Tra gli allegati alla NADEF segnalo anche un prezioso rapporto sulle attività di contrasto all’evasione fiscale. Che rimane nel nostro paese paurosamente alta, ma la buona notizia è che negli anni continua a scendere, da 109 miliardi a 103 miliardi nel 2019. Un risultato frutto del miglioramento della tax compliance grazie alla Fatturazione Elettronica obbligatoria voluta dal governo Renzi (questo lo dice il MEF, non il politburo di Italia Viva). Anche la proporzione di economia informale scende, stimata nel 2019 intorno al 11%.
Non dimentichiamo che questo quadro positivo è una funzione del sostegno monetario della BCE ed economico dell’UE attraverso il Next Generation EU, misure che permettono ai nostri interessi passivi di diminuire mentre il nostro debito aumenta, misure che creano spazio fiscale per la ripresa. Se avessimo avuto la lira a quest’ora lo stato sarebbe già fallito. Questa volta l’Unione ha imparato dai propri errori rispondendo con una risposta economica vigorosa come quella del NGEU e del Recovery Fund, per evitare appunto i problemi creati dall’austerità prematura imposta ad alcuni paesi membri dopo l’ultima crisi finanziaria. Ricordiamolo alle varie sirene nazionaliste e sovraniste. Una volta che la nostra economia sarà risanata, sarà importante mettere i conti pubblici in ordine per affrontare con credibilità il negoziato sulle nuove regole fiscali europee di cui ha bisogno l’eurozona.
Infine, le forti e improvvise spinte inflazionistiche di questi ultimi tempi, speriamo passeggere, ci dicono che la nostra economia è troppo vulnerabile al prezzo del gas, soprattutto quello russo.

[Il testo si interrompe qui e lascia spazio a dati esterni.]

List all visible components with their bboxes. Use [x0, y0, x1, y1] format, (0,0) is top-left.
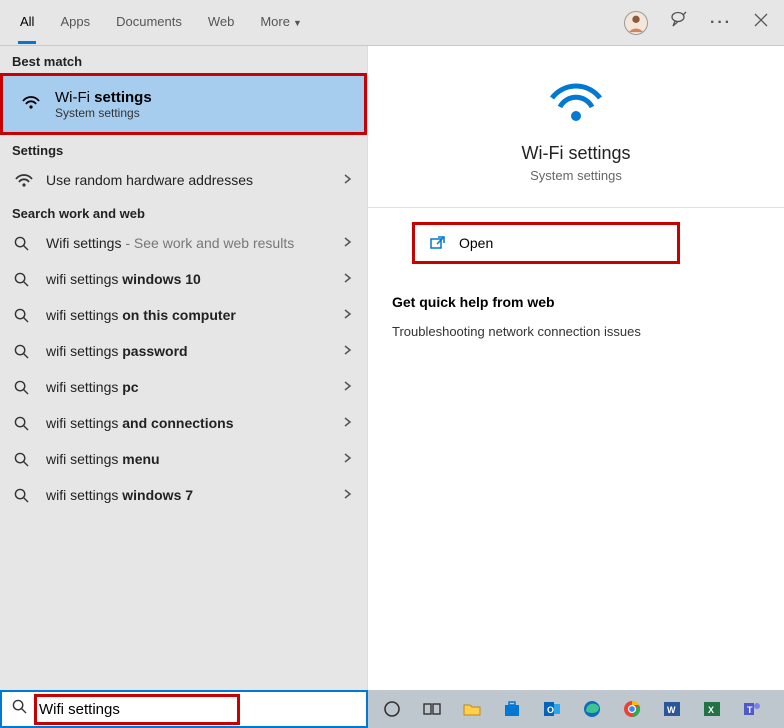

Investiamo di più sull’energia rinnvabile, non solo per essere meno dipendenti da Mosca ma anche per rispettare Kyoto e la Cop21 (se vogliamo rispettare gli impegni dobbiamo comunque arrivare al 100% di rinnovabili entro il 2035).

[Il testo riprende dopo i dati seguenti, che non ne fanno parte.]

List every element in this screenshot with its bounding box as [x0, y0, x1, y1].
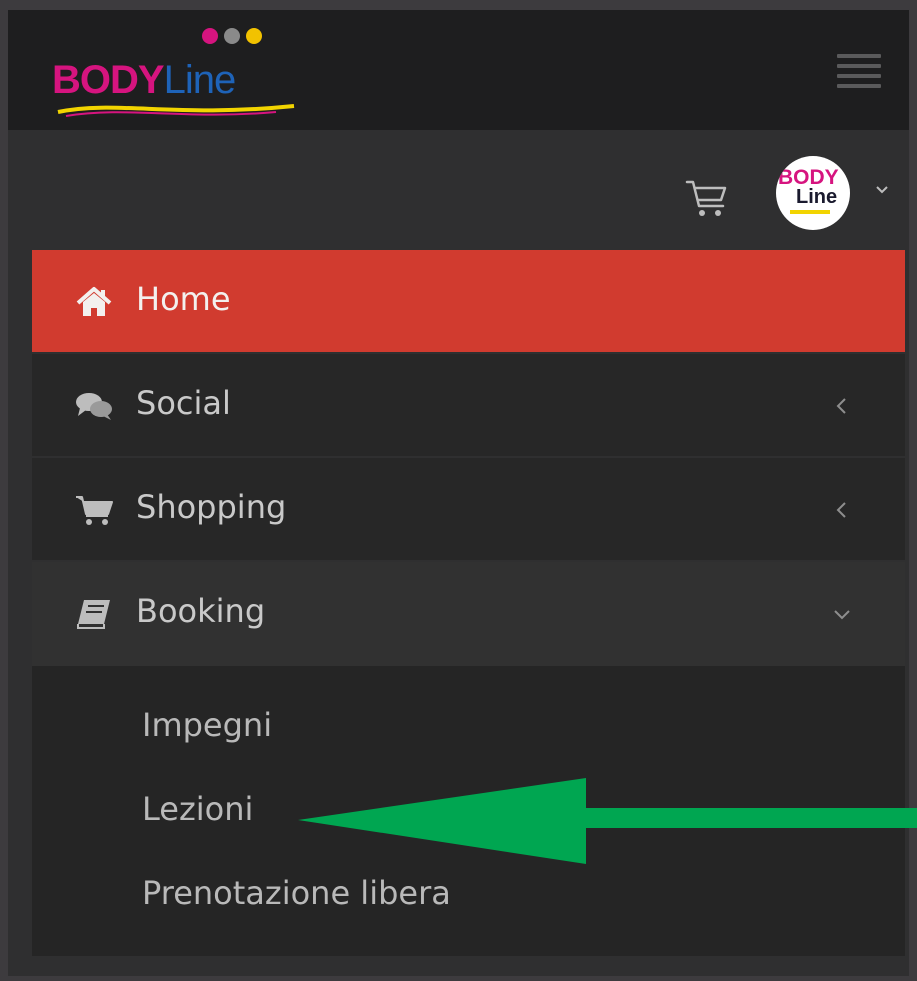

Ci sono comunque vari rischi: 1) nuove ondate o nuove varianti della pandemia che potrebbero comportare nuove chiusure, 2) un aumento protratto dei prezzi dell’energia e e delle materie prime, spinte inflazionistiche che potrebbero ridurre il potere d’acquisto dei lavoratori e mettere a repentaglio la ripresa (purtroppo si tratta spesso di problemi sul lato dell’offerta – come la penuria di microchips, il prezzo del gas e del petrolio - sui quali la politica monetaria puó fare poco, se non con misure considerevoli che metterebbero comunque a repentaglio la ripresa economica), 3) una riduzione prematura della politica monetaria accomodante delle banche centrali, il che farebbe lievitare gli interessi passivi del nostro debito pubblico.